The trial of five bloggers who called for democratic reforms in the United Arab Emirates is set to resume on Monday.

Ahmed Mansoor, Nasser bin Ghaith, Fahad Salim Dalk, Ahmed Abdul Khaleq and Hassan Ali al-Khamis stand accused of “publicly insulting” top officials in the UAE after being arrested in April.

On Sunday, four international human rights groups – Amnesty International, the Arabic Network or Human Rights Information (ANHRI), Front Line Defenders, and Human Rights Watch (HRW) – released a statement condemning the trial of the five activists and called for their release.

“UAE authorities should drop charges against five activists arrested after they called for democratic reforms,” the statement read.

Ahmed Mansoor, an engineer and human rights advocate, and Nasser bin Ghaith, an economist and lecturer at Sorbonne University in the UAE, are being charged with using the site, UAE Hewar (Dialogue) to “conspire against the safety and security of the state in association with foreign powers,” according to rights groups.

Mansoor also faces charges for inciting others and calling for demonstrations. In March, he supported a petition signed by more than 130 people demanding an elected parliament with legislative powers.

Gamal Eid, director of ANHRI, said it was not only the five bloggers being targeted by the arrests. “They arrested the five to send a message to other online activists that it’s not allowed to talk about democracy [in the UAE],” Eid said.

“We feel it’s a step back for freedom of speech in the UAE because it’s an accusation against bloggers and activists … because of what they wrote on [an online] forum about democracy. It’s not a crime to talk about reform and democracy,” Eid told Al Jazeera.

The arrests of the five men is one of the first incidents in recent years when people have been tried for things they’ve written or said, and that has rights groups worried.

“It shows a dramatic increase of repression by the Emirati government and intolerance for any dissent,” said Samer Muscati, a researcher at HRW focusing on the UAE, speaking to Al Jazeera.

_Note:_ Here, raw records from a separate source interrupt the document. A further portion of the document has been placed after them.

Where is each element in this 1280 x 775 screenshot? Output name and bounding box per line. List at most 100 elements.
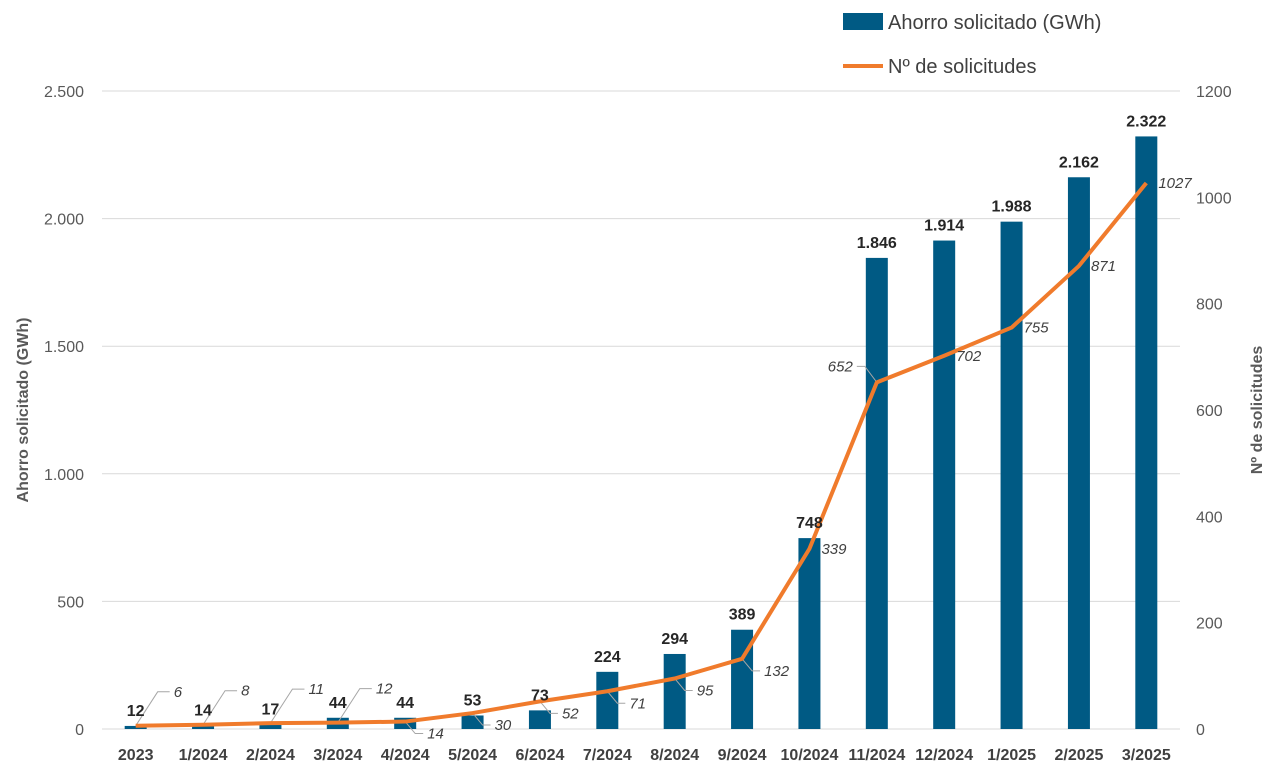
x-tick-label: 1/2025 [987,747,1036,764]
data-labels: 12 14 17 44 44 53 73 224 294 389 748 1.846 1.914 1.98… [127,113,1193,742]
axes: 0 500 1.000 1.500 2.000 2.500 0 200 400 600 800 100… [15,84,1266,764]
line-value-label: 95 [697,682,714,699]
line-value-label: 14 [427,726,444,743]
x-tick-label: 5/2024 [448,747,497,764]
leader-line [270,688,305,724]
bar [798,538,821,729]
left-tick-label: 1.000 [44,467,84,484]
bar-value-label: 1.988 [992,199,1032,216]
x-tick-label: 7/2024 [583,747,632,764]
bar [124,725,147,729]
leader-line [606,690,626,704]
line-value-label: 755 [1024,320,1050,337]
bar-value-label: 2.162 [1059,154,1099,171]
bar-value-label: 14 [194,702,212,719]
legend: Ahorro solicitado (GWh) Nº de solicitude… [843,12,1101,78]
right-tick-label: 400 [1196,509,1223,526]
legend-line-label: Nº de solicitudes [888,56,1037,78]
left-tick-label: 500 [57,594,84,611]
line-value-label: 1027 [1158,175,1192,192]
bar-value-label: 73 [531,687,549,704]
bar-value-label: 1.914 [924,218,964,235]
leader-line [337,688,372,723]
bar [461,715,484,729]
bar [596,671,619,729]
bar-value-label: 1.846 [857,235,897,252]
left-axis-title: Ahorro solicitado (GWh) [15,318,32,503]
x-tick-label: 2023 [118,747,154,764]
legend-bar-swatch [843,13,883,30]
bar-value-label: 294 [661,631,688,648]
line-value-label: 6 [174,684,183,701]
x-tick-label: 2/2024 [246,747,295,764]
left-tick-label: 1.500 [44,339,84,356]
line-value-label: 12 [376,681,393,698]
right-axis-title: Nº de solicitudes [1249,346,1266,475]
line-value-label: 71 [629,695,646,712]
bar [865,257,888,729]
bar-value-label: 12 [127,703,145,720]
leader-line [202,690,238,726]
x-tick-label: 2/2025 [1054,747,1103,764]
bar-series [124,136,1158,730]
bar [731,629,754,729]
line-path [135,181,1148,728]
leader-line [741,658,761,672]
bar-value-label: 224 [594,649,621,666]
leader-line [404,721,424,735]
line-value-label: 132 [764,663,790,680]
right-tick-label: 1200 [1196,84,1232,101]
left-tick-label: 2.000 [44,212,84,229]
leader-line [539,701,558,714]
leader-line [674,678,693,691]
right-tick-label: 1000 [1196,190,1232,207]
x-tick-label: 4/2024 [381,747,430,764]
x-tick-label: 12/2024 [915,747,973,764]
leader-line [472,712,491,726]
line-value-label: 11 [308,681,324,698]
bar [933,240,956,730]
bar-value-label: 2.322 [1126,113,1166,130]
line-value-label: 52 [562,705,579,722]
x-tick-label: 11/2024 [848,747,905,764]
x-tick-label: 8/2024 [650,747,699,764]
x-tick-label: 1/2024 [179,747,228,764]
bar [259,724,282,729]
leader-line [135,691,170,727]
line-value-label: 30 [495,717,512,734]
bar [528,710,551,729]
line-value-label: 871 [1091,258,1116,275]
leader-lines [135,365,878,735]
line-value-label: 8 [241,683,250,700]
right-tick-label: 0 [1196,722,1205,739]
gridlines [102,90,1180,730]
leader-line [856,365,878,383]
x-tick-label: 3/2025 [1122,747,1171,764]
bar [1000,221,1023,729]
bar-value-label: 44 [329,695,347,712]
bar [1067,177,1090,730]
legend-bar-label: Ahorro solicitado (GWh) [888,12,1101,34]
left-tick-label: 0 [75,722,84,739]
line-series [135,181,1148,728]
bar-value-label: 53 [464,692,482,709]
x-tick-label: 3/2024 [313,747,362,764]
bar [1135,136,1158,729]
bar-value-label: 17 [262,702,280,719]
line-value-label: 702 [956,348,982,365]
x-tick-label: 9/2024 [718,747,767,764]
line-value-label: 652 [828,358,854,375]
left-tick-label: 2.500 [44,84,84,101]
bar-value-label: 44 [396,695,414,712]
right-tick-label: 800 [1196,297,1223,314]
bar-value-label: 389 [729,607,756,624]
bar-value-label: 748 [796,515,823,532]
bar [663,653,686,729]
x-tick-label: 6/2024 [515,747,564,764]
line-value-label: 339 [821,541,847,558]
right-tick-label: 200 [1196,616,1223,633]
right-tick-label: 600 [1196,403,1223,420]
bar [192,725,215,729]
x-tick-label: 10/2024 [781,747,839,764]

In 2007, two reporters on the UAE’s English-language Khaleej Times newspaper were sentenced to prison for “libel”. Sheikh Mohamed bin Rashid al-Maktoum, prime minister of the UAE and ruler of Dubai emirate, issued a decree that journalists shouldn’t be jailed for their work.

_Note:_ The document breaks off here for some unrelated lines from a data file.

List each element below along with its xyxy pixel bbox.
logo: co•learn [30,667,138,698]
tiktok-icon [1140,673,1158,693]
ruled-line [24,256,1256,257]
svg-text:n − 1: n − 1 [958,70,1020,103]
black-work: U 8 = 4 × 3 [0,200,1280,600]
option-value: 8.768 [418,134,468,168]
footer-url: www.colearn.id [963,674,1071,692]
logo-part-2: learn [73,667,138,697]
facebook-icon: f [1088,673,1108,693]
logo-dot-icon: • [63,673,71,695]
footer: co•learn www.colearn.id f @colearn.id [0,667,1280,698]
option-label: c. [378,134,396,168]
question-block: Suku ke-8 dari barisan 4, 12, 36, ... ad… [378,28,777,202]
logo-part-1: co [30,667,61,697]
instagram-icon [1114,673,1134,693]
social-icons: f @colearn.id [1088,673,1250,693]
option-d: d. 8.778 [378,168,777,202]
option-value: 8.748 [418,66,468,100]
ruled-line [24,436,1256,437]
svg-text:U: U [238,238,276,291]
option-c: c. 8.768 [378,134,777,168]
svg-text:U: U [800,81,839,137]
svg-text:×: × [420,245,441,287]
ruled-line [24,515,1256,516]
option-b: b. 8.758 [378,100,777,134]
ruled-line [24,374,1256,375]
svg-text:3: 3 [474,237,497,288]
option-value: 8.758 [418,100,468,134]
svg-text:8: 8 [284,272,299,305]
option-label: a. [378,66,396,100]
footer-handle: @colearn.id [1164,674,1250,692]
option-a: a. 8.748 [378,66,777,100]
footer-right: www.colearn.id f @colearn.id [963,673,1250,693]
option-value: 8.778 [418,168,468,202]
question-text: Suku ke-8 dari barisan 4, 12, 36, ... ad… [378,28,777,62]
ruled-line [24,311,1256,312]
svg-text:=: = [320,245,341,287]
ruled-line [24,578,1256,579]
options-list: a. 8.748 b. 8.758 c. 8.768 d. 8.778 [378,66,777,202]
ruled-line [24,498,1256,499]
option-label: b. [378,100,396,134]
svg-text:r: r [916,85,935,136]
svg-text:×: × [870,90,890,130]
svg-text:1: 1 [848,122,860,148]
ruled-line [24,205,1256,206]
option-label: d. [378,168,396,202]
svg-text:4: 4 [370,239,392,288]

However, since the wave of uprisings in the Arab world began in late 2010, some Arab leaders have sought to pre-emptively block any forms of dissent by targeting activists and dissidents.

Muscati said that the uprisings had made “these authoritarian governments realise that their grip on power isn’t as strong as they think.”

After the Jurists Association and the Teachers Association supported calls for reform in April, their elected boards were both disbanded and replaced by people appointed by the state.

Rights groups have reported threats against some of the defendants and condemned the “intimidating online and satellite television campaign” that has tried to paint the men as religious extremists and foreign agents.
A Facebook page denouncing “Ahmed Mansour and his gang” has nearly 30,000 supporters.

The government blocks a number of websites that discuss politics and government, like Hewar, Muscati said. “That’s the irony; that other sites that viciously attack the activists are allowed to continue.”